Sauf que là, problème, imprévu. Dans le chemin boueux, son gros break commença à patiner puis s’embourber. Je ne sais pas pourquoi, au lieu de laisser faire, je décidai d’aller voir pour l’aider. Je n’allais pas le descendre à ce moment, je n’avais pas prévu ça, mais en même temps, je voulais qu’il rentre chez lui tranquillement et qu’on puisse régler ça avant la fin de la semaine.
Il ne parut même pas surpris de me voir. Il prétendit aller cher des branchages dans le bois pour faire passer la voiture dessus… mais alors que je m’approchais de sa voiture, j’entendis claquer la porte de la Lancia. Il venait de me piquer ma propre bagnole et comme un idiot, j’avais laissé les clés dessus !

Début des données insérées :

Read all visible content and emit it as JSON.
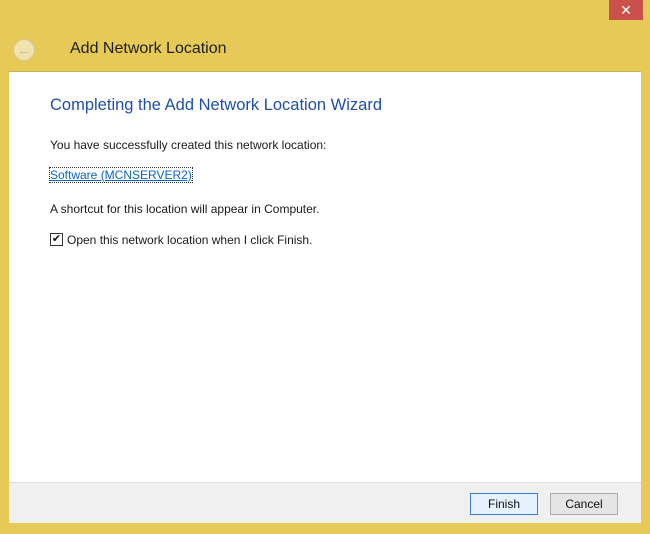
{
  "window": {
    "title": "Add Network Location",
    "close_glyph": "✕",
    "back_glyph": "←"
  },
  "content": {
    "heading": "Completing the Add Network Location Wizard",
    "success_text": "You have successfully created this network location:",
    "location_link": "Software (MCNSERVER2)",
    "shortcut_text": "A shortcut for this location will appear in Computer.",
    "open_checkbox": {
      "label": "Open this network location when I click Finish.",
      "checked": true,
      "glyph": "✔"
    }
  },
  "footer": {
    "finish": "Finish",
    "cancel": "Cancel"
  },
  "colors": {
    "frame": "#e6c957",
    "close": "#c9504b",
    "heading": "#1f4fa8",
    "link": "#0a66c2"
  }
}
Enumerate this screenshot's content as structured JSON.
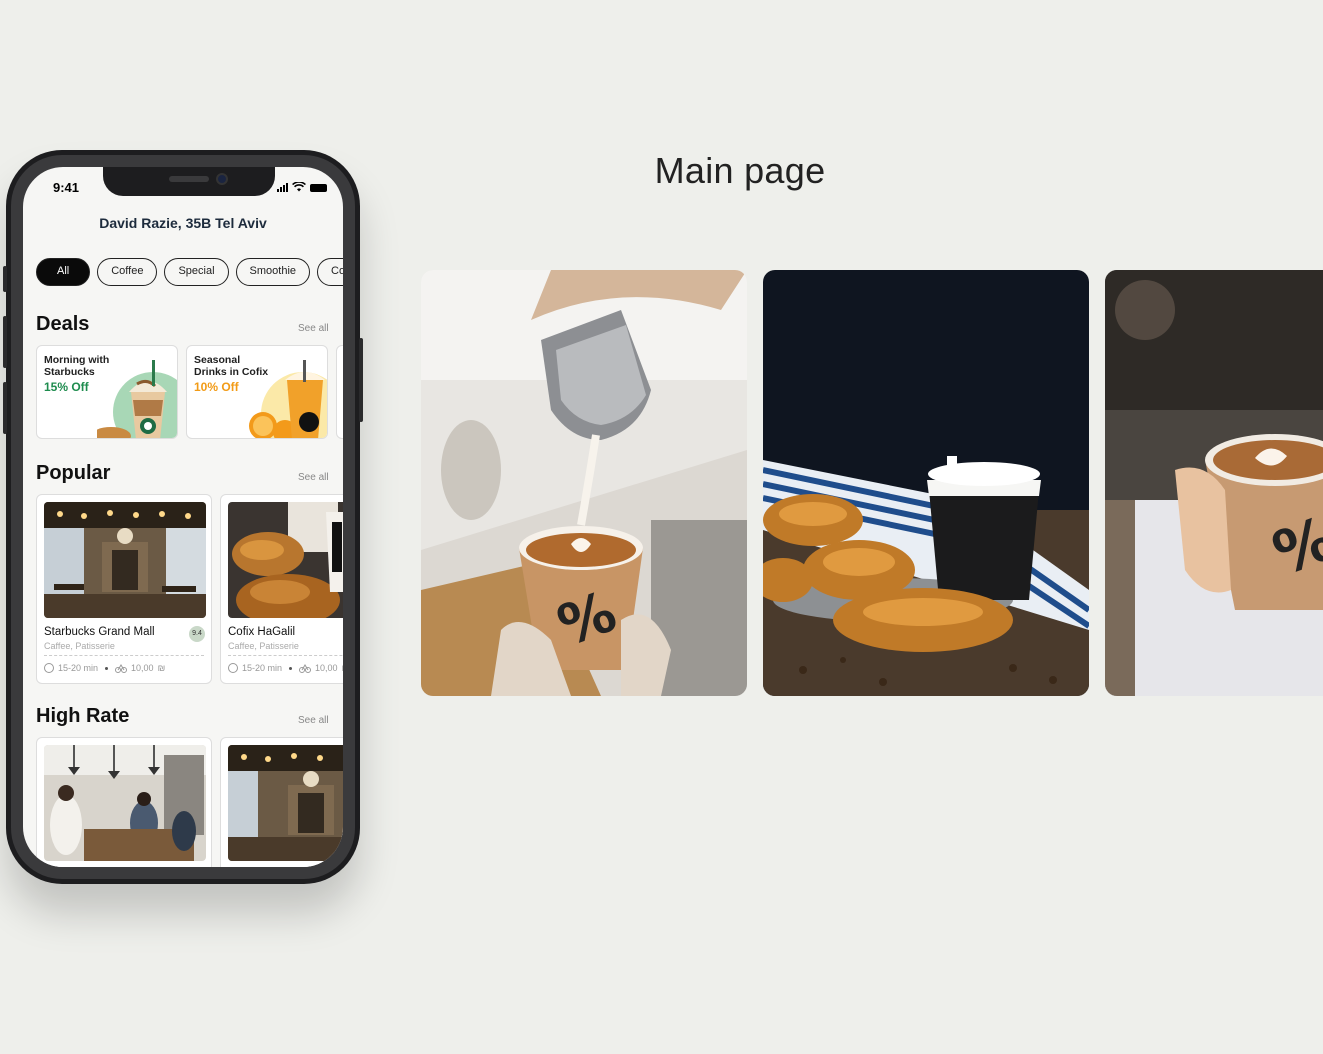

Je crois que je n’ai jamais maudit autant quelqu’un. Impossible de bouger son break. Je me suis retrouvé à faire du stop sur une maudite départementale et finis passager d’une espèce de bétaillère. Je fulminais.
J’avais été piégé comme un amateur et mon matériel était dans la Lancia.
Et la Lancia je l’ai retrouvée en rentrant devant chez moi, sagement garée ! Ce qui ne me rassura pas tant que ça. Ça voulait dire que le professeur connaissait mon adresse !
Le lendemain en débarquant devant chez lui, je vis que le break était de retour. Tout crotté.
C’était silencieux dans le quartier. Avec l’été, il y avait moins de monde. J’avais décidé de faire mon affaire directement chez lui, en espérant qu’il serait seul.
Je grimpai le perron et poussai la porte d’entrée qui n’était pas fermée. Je pénétrai doucement dans le vestibule ajustant mon silencieux. Aucun bruit. Le plancher ciré grinça sous mes pieds. Je retins mon souffle. On n’entendait que le tic-tac d’une horloge comtoise que j’entrevoyais dans le salon.
Je poussai doucement la porte du pied et ajustai mon arme, prêt à tirer quand je pénétrai dans la vaste pièce. Je vis tout de suite ses pieds qui pendaient depuis le plafond. Ce salaud s’était pendu ! Il s’était foutu en l’air sans m’attendre. Ça, on ne me l’avait jamais fait ! Quel sale type ! Je me suis senti déshonoré. Il m’avait bousillé mon humeur pour la journée.